For listening purposes I rely on one of the most successful internet startups of all time, Audible.com. This fantastic subscription service for audiobooks and other listening goodies has managed to secure $US20 of my personal funds each month for about three years now, and I have enjoyed interacting with an online business that actually does create new value where none previously existed. The whole adds up to more than the sum of the parts.

On a domestic front Radio National remains the stimulation source of choice. Chafing at its perceived intellectual authority I recently tried to pen a polemic entitled 'Why we must turn off Radio National and start thinking for ourselves'. Good soundbite, but in the process of researching it I increased my listening time, and came to the conclusion that Radio National actually is generally good for my brain.

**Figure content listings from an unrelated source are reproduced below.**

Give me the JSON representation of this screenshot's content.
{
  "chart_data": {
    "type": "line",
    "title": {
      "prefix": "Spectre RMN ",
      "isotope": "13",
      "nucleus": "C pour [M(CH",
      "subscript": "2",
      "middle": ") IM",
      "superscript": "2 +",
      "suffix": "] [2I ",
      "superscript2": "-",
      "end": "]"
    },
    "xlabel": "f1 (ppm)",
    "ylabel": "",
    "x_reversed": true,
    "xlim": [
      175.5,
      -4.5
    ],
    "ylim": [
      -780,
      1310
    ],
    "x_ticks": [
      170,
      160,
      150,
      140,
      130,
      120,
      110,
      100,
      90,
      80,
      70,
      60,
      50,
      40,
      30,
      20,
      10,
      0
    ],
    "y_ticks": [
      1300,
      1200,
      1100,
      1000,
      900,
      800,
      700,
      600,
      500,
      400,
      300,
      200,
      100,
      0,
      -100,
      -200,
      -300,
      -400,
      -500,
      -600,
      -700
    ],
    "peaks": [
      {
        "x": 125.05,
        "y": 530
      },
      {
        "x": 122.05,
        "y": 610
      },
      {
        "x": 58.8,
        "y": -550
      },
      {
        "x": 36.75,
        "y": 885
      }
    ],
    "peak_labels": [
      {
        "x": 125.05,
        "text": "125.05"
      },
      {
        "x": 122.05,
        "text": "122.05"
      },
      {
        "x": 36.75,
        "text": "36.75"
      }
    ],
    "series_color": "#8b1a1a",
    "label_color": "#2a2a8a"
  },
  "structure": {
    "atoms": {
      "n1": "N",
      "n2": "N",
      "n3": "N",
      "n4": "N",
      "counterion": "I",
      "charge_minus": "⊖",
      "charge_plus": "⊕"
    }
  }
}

In case this is all sounding a little too highbrow (and on second reading of the above, it is) let me hasten to introduce you to the soft, stripy underbelly of these more intellectual habits. The 'underbelly' is where I attend to the workings of the subconscious or unconscious minds, and for reflection to occur these 'other' minds need their own kind of feeding and love. The techniques I prefer all have these things in common: they are apparently trivial, superficially time-wasting, gently distracting and largely harmless. Three such techniques are 1 - mindless television crime drama in general; 2 - watching endless repeats of The Simpsons; and 3 - driving in the country while recording rambling, unfocused monologues grounded in stating the obvious. These all serve a purpose, and that purpose is to occupy the conscious mind so the unconscious, or subconscious, can go to work. This is the reason that you always remember a forgotten name when you have stopped trying to think about it directly. But you knew that already, I suspect.

And what sterling work the subconscious can do if it is only left alone for a spell, every now and then. This leads us of course to the thorny issue of creative problem solving - but that, as they say, is a whole different kettle of poisson. And it is a kettle that we will stir together many times as this blog evolves. Thinking keeps my dog and cat in expensive imported dry vittles, and me in sparkly drinks and party pies, but it's not all work. Ultimately it is quite fun to spend your time thinking about stuff and working things out. I recommend it as an ideal vocation.

So that's it: post one. Join me again for the next instalment, all in good time.